にもかかわらず、国民から見れば「勝ち組」に見える国家公務員の給与を真っ先に大幅引き上げするという。自民党と結び付いた霞が関の官僚たちが、自分たちの利益を第一に考え、「役人天国」を再構築しようとしていると、国民の怒りを買うとは考えなかったのか。財務省解体デモなどどこ吹く風か。国民の減税は頑なに拒む一方、自分たちの給与は引き上げる。

国家財政も悪化を続け「国の借金」の増加は止まらない。大赤字会社が大盤振る舞いで賃上げを行っているようなものだ。
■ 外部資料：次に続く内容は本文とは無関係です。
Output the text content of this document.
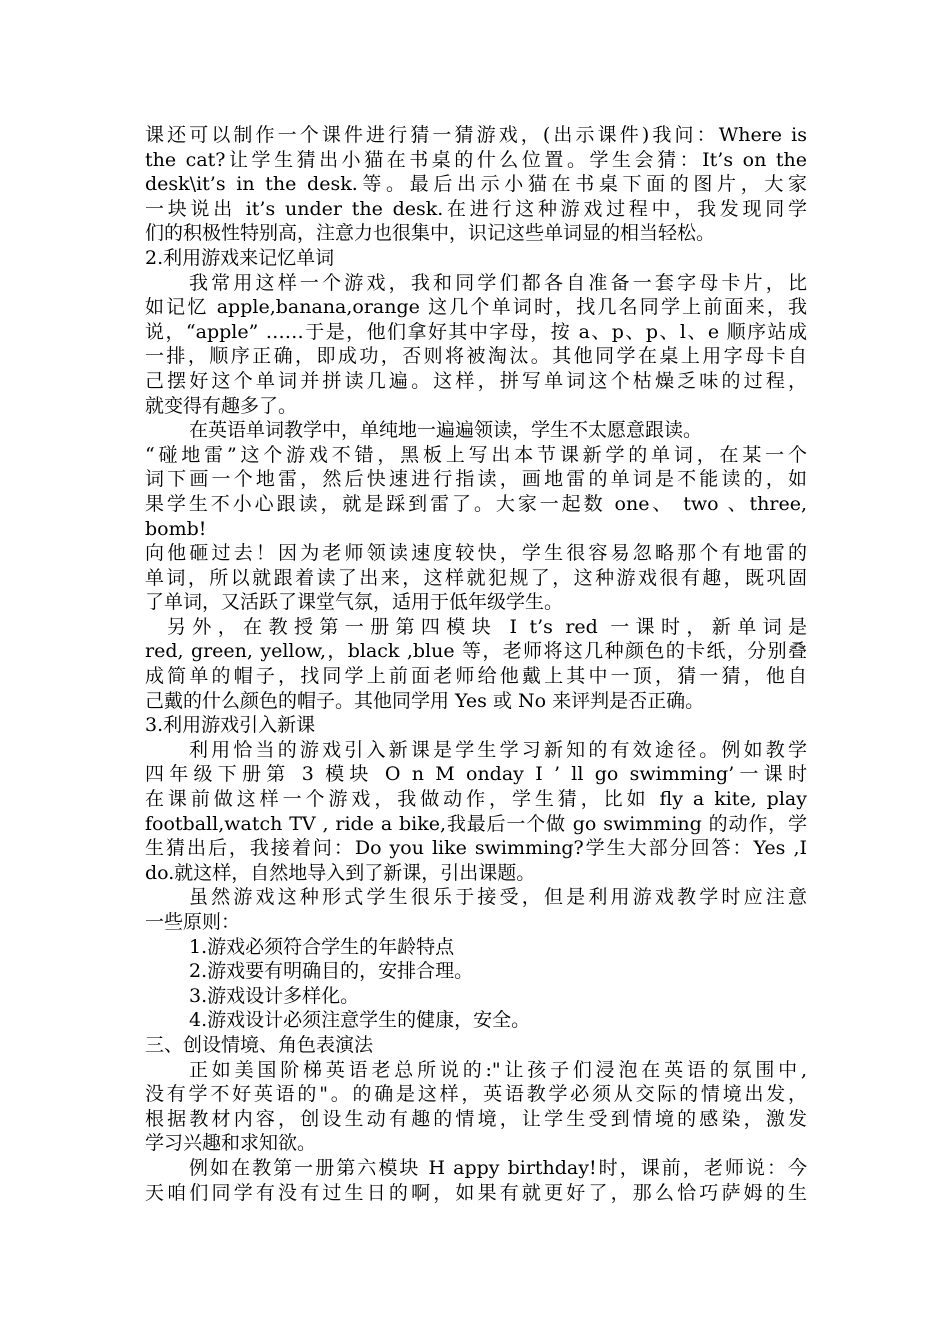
课还可以制作一个课件进行猜一猜游戏，(出示课件)我问：Where is
the cat?让学生猜出小猫在书桌的什么位置。学生会猜：It’s on the
desk\it’s in the desk.等。最后出示小猫在书桌下面的图片，大家
一块说出 it’s under the desk.在进行这种游戏过程中，我发现同学
们的积极性特别高，注意力也很集中，识记这些单词显的相当轻松。
2.利用游戏来记忆单词
我常用这样一个游戏，我和同学们都各自准备一套字母卡片，比
如记忆 apple,banana,orange 这几个单词时，找几名同学上前面来，我
说，“apple” ……于是，他们拿好其中字母，按 a、p、p、l、e 顺序站成
一排，顺序正确，即成功，否则将被淘汰。其他同学在桌上用字母卡自
己摆好这个单词并拼读几遍。这样，拼写单词这个枯燥乏味的过程，
就变得有趣多了。
在英语单词教学中，单纯地一遍遍领读，学生不太愿意跟读。
“碰地雷”这个游戏不错，黑板上写出本节课新学的单词，在某一个
词下画一个地雷，然后快速进行指读，画地雷的单词是不能读的，如
果学生不小心跟读，就是踩到雷了。大家一起数 one、 two 、three,
bomb!
向他砸过去！因为老师领读速度较快，学生很容易忽略那个有地雷的
单词，所以就跟着读了出来，这样就犯规了，这种游戏很有趣，既巩固
了单词，又活跃了课堂气氛，适用于低年级学生。
另外，在教授第一册第四模块 I t’s red 一课时，新单词是
red, green, yellow,，black ,blue 等，老师将这几种颜色的卡纸，分别叠
成简单的帽子，找同学上前面老师给他戴上其中一顶，猜一猜，他自
己戴的什么颜色的帽子。其他同学用 Yes 或 No 来评判是否正确。
3.利用游戏引入新课
利用恰当的游戏引入新课是学生学习新知的有效途径。例如教学
四年级下册第 3 模块 O n M onday I ’ ll go swimming’一课时
在课前做这样一个游戏，我做动作，学生猜，比如 fly a kite, play
football,watch TV , ride a bike,我最后一个做 go swimming 的动作，学
生猜出后，我接着问：Do you like swimming?学生大部分回答：Yes ,I
do.就这样，自然地导入到了新课，引出课题。
虽然游戏这种形式学生很乐于接受，但是利用游戏教学时应注意
一些原则：
1.游戏必须符合学生的年龄特点
2.游戏要有明确目的，安排合理。
3.游戏设计多样化。
4.游戏设计必须注意学生的健康，安全。
三、创设情境、角色表演法
正如美国阶梯英语老总所说的:"让孩子们浸泡在英语的氛围中,
没有学不好英语的"。的确是这样，英语教学必须从交际的情境出发，
根据教材内容，创设生动有趣的情境，让学生受到情境的感染，激发
学习兴趣和求知欲。
例如在教第一册第六模块 H appy birthday!时，课前，老师说：今
天咱们同学有没有过生日的啊，如果有就更好了，那么恰巧萨姆的生
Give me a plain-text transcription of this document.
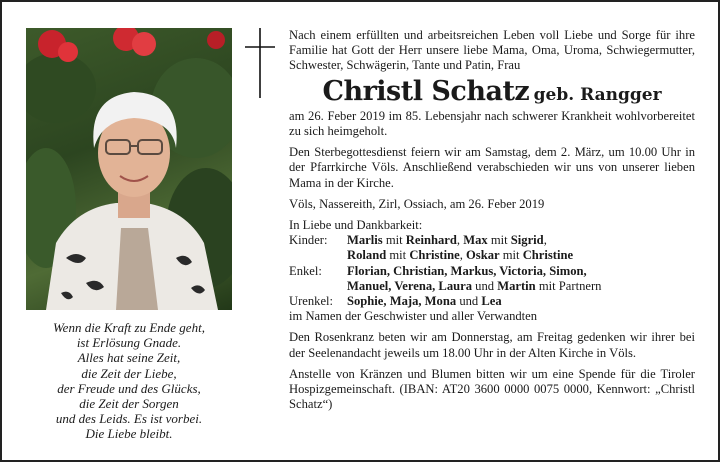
Wenn die Kraft zu Ende geht,
ist Erlösung Gnade.
Alles hat seine Zeit,
die Zeit der Liebe,
der Freude und des Glücks,
die Zeit der Sorgen
und des Leids. Es ist vorbei.
Die Liebe bleibt.

Nach einem erfüllten und arbeitsreichen Leben voll Liebe und Sorge für ihre Familie hat Gott der Herr unsere liebe Mama, Oma, Uroma, Schwiegermutter, Schwester, Schwägerin, Tante und Patin, Frau

Christl Schatz geb. Rangger

am 26. Feber 2019 im 85. Lebensjahr nach schwerer Krankheit wohlvorbereitet zu sich heimgeholt.

Den Sterbegottesdienst feiern wir am Samstag, dem 2. März, um 10.00 Uhr in der Pfarrkirche Völs. Anschließend verabschieden wir uns von unserer lieben Mama in der Kirche.

Völs, Nassereith, Zirl, Ossiach, am 26. Feber 2019

In Liebe und Dankbarkeit:

Kinder:	Marlis mit Reinhard, Max mit Sigrid,
Roland mit Christine, Oskar mit Christine
Enkel:	Florian, Christian, Markus, Victoria, Simon,
Manuel, Verena, Laura und Martin mit Partnern
Urenkel:	Sophie, Maja, Mona und Lea

im Namen der Geschwister und aller Verwandten

Den Rosenkranz beten wir am Donnerstag, am Freitag gedenken wir ihrer bei der Seelenandacht jeweils um 18.00 Uhr in der Alten Kirche in Völs.

Anstelle von Kränzen und Blumen bitten wir um eine Spende für die Tiroler Hospizgemeinschaft. (IBAN: AT20 3600 0000 0075 0000, Kennwort: „Christl Schatz“)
あるいは、自民党政権が崩壊する前に駆け込みで給与を引き上げておこうという魂胆か。

比較対象の民間企業の規模を変えている

もちろん、公務員給与の引き上げは「民間並み」という“建前”がある。民間の給与が上がっているから、公務員も増やす、という理屈だ。

勧告では、人事院が「基準」とする民間企業の4月時点の月給水準を調査して決めるのだが、今年はここで姑息な細工を施した。比較対象の民間企業の規模を、従来の「従業員50人以上」から「100人以上」に変えたのだ。中央省庁の職員については、対象を「500人以上」の企業から「1000人以上」に変更した。霞が関の高級官僚の比較にする「大企業」の中から従業員500人以上1000人未満の会社を除けば、日本を代表するような優良企業が比較対象になり、当然、給与は上がる。

勧告通りに引き上げられれば、行政職の平均月給は42万9494円になり、定期昇給分を合わせた賃上げ幅は5.1%になるという。大幅な賃上げをするために、比較対象を変えたと言われても仕方がない話だ。さらに、ボーナスも、年間0.05カ月分引き上げて、4.65カ月分とした。